After Bill Gates had decided to invest substantial into the medium Internet and develop a competition product against the Netscape Navigator, began on the evidence of this project a as the "Browser War" (1995 until 1998) ingloriously known cutthroat competition between the enterprises Microsoft and Netscape around the market power of the Web browsers. Microsoft had, however, two crucial strategic advantages in opposite to Netscape: First the enterprise had substantially more financial resources, secondly they could by the additional integration of Internet Explorer in Windows which was installed at that time on 95 percent of all new sold computers, the market share rapidly increase.

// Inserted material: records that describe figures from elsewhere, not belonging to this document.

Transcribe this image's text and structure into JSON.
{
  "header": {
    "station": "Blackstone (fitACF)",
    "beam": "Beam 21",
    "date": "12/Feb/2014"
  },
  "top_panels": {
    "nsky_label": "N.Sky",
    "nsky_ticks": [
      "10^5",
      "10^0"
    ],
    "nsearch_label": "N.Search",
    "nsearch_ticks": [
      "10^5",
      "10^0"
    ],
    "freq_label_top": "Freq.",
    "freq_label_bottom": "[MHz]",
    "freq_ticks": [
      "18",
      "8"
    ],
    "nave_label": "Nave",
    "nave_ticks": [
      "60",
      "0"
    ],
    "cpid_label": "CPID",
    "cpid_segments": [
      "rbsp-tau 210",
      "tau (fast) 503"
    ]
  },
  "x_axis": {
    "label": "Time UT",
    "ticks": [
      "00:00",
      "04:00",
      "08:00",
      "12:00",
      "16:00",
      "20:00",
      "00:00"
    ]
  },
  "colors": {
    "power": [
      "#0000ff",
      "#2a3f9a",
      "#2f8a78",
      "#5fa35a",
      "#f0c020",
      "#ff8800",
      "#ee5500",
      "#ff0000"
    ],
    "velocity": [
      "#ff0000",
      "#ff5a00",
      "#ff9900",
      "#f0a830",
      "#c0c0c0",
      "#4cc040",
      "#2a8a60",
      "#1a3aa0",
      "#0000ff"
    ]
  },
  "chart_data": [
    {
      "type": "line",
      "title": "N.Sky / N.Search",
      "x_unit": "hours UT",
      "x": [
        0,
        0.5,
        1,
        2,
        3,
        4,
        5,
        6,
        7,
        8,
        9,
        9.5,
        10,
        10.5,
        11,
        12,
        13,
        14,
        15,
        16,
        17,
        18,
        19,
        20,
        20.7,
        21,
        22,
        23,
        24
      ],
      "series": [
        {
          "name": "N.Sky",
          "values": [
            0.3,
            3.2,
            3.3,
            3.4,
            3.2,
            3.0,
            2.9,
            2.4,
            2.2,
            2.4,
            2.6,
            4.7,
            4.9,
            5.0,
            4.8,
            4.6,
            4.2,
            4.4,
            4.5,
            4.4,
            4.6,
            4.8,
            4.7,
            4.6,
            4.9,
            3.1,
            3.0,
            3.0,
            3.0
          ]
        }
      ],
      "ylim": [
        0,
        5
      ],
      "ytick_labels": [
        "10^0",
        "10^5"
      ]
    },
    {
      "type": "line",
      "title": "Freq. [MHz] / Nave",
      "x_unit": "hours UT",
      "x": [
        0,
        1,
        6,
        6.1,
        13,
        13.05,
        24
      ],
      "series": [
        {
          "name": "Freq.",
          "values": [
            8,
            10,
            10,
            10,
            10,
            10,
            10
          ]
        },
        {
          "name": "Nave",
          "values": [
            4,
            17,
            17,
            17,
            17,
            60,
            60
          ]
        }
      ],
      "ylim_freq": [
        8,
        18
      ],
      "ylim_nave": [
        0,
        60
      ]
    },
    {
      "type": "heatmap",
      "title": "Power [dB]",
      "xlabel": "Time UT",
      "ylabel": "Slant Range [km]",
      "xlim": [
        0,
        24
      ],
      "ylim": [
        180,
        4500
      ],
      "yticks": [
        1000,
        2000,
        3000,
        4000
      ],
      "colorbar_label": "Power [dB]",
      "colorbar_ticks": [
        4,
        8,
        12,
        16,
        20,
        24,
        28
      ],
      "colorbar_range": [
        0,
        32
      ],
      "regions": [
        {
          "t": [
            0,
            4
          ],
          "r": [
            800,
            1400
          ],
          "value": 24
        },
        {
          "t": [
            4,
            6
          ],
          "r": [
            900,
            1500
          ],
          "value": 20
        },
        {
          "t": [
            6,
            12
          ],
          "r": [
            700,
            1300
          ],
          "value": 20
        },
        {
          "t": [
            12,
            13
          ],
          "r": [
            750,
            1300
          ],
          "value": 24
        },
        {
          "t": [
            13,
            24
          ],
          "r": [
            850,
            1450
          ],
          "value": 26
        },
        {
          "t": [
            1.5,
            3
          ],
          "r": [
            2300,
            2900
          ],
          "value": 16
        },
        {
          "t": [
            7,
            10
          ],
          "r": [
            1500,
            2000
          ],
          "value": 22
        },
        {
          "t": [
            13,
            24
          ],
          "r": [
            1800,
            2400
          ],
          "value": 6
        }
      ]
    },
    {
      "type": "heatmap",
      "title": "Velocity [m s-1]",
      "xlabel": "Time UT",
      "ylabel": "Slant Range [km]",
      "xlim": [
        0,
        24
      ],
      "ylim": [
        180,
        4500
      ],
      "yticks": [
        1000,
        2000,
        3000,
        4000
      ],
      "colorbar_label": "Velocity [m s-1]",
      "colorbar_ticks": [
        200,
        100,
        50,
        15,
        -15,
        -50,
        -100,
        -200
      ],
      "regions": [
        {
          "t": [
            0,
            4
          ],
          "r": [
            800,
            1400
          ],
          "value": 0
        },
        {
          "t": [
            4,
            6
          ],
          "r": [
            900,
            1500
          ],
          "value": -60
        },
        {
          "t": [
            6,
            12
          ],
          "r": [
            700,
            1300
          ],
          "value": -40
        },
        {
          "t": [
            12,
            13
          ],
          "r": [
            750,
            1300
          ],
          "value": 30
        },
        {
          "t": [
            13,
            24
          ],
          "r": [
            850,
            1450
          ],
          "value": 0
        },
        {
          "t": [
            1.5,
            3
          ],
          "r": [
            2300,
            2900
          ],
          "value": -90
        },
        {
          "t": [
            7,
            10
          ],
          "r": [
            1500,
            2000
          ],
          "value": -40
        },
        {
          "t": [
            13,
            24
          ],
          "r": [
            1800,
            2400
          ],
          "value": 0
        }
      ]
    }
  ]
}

Netscape had lost the technology leadership, it was a dramatically case. Far more seriously than the loss of the technology leadership - if Netscape had actually developed later to a serious competitor - was the great characteristic, that the Netscape Communicator contained a set of programming interfaces (APIs) witch could be used by developers to create own programs and could run on the basis from Netscape. Indeed, on Netscape side also were erroneous trends in the light of unassailable leads in their market share, approximately with the extension (Version 4) with functions for online purchase and doubtful search assistance with privacy-legal doubts, instead of really repairing critical errors.
The Netscape Communicator 4.5 should become in 1998 again a new start, but after the assumption of Netscape by American online only one month later was questioned everything again, because there were to much doubts about the seriousness of AOL to resume the development of the Netscape browser, after the service had already shown its serious occurrence in the new Internet world. Netscape had simply not earned this.